The scheme was promoted by Matrix Securities and been intended to shelter about £80m from the taxman.
According to a statement from HMRC, a Jersey-registered limited partnership claimed to be trading in the UK. The partnership focused on creating and exploiting intellectual property from research into vaccines targeting diseases such as HIV, flu and hepatitis B.
The statement further explained that 83 investors in the partnership invested £28m of their own cash and £86m in bank loans. The partnership claimed a first-year trading loss of nearly £193m, creating £77m in tax relief. HMRC said this would have given them an almost £50m return on their personal investments.

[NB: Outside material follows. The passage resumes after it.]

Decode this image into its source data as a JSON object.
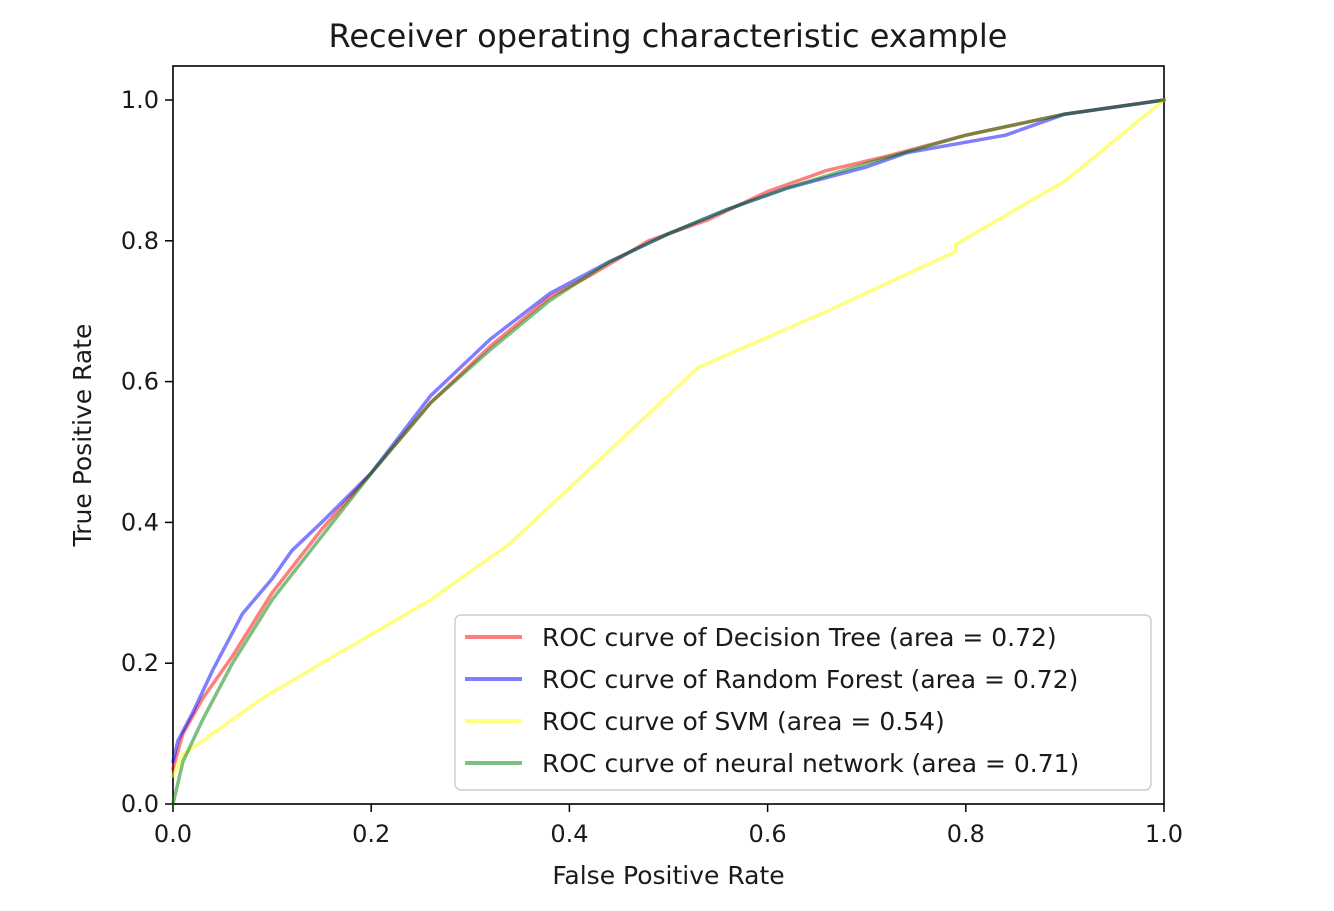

However, HMRC Specialist Investigators discovered that only £14m had been spent on research and development into vaccines. As a result, a tribunal agreed that individual partners were entitled to tax relief of no more than £14m of the losses. The tribunal further decided that £7m in fees that the partnership had paid to a subsidiary of the scheme promoters failed to qualify for tax relief. Interest relief on the loans that had been used in the scheme was also restricted.
Since the scheme was implemented, HMRC said it has introduced further targeted anti-avoidance legislation to prevent similar schemes being set up.
Exchequer secretary David Gauke said: “The Government is committed to tackling tax avoidance and will close down those schemes that are artificial and contrived ways of exploiting the rules, as Parliament intended. The vast majority of businesses and individuals pay what they owe but there are a minority who try to dodge their taxes.
“Significant reinvestment has been made into HMRC to pursue and challenge the tax dodgers and they will take decisive action to close down schemes with the sole purpose of avoiding paying tax.”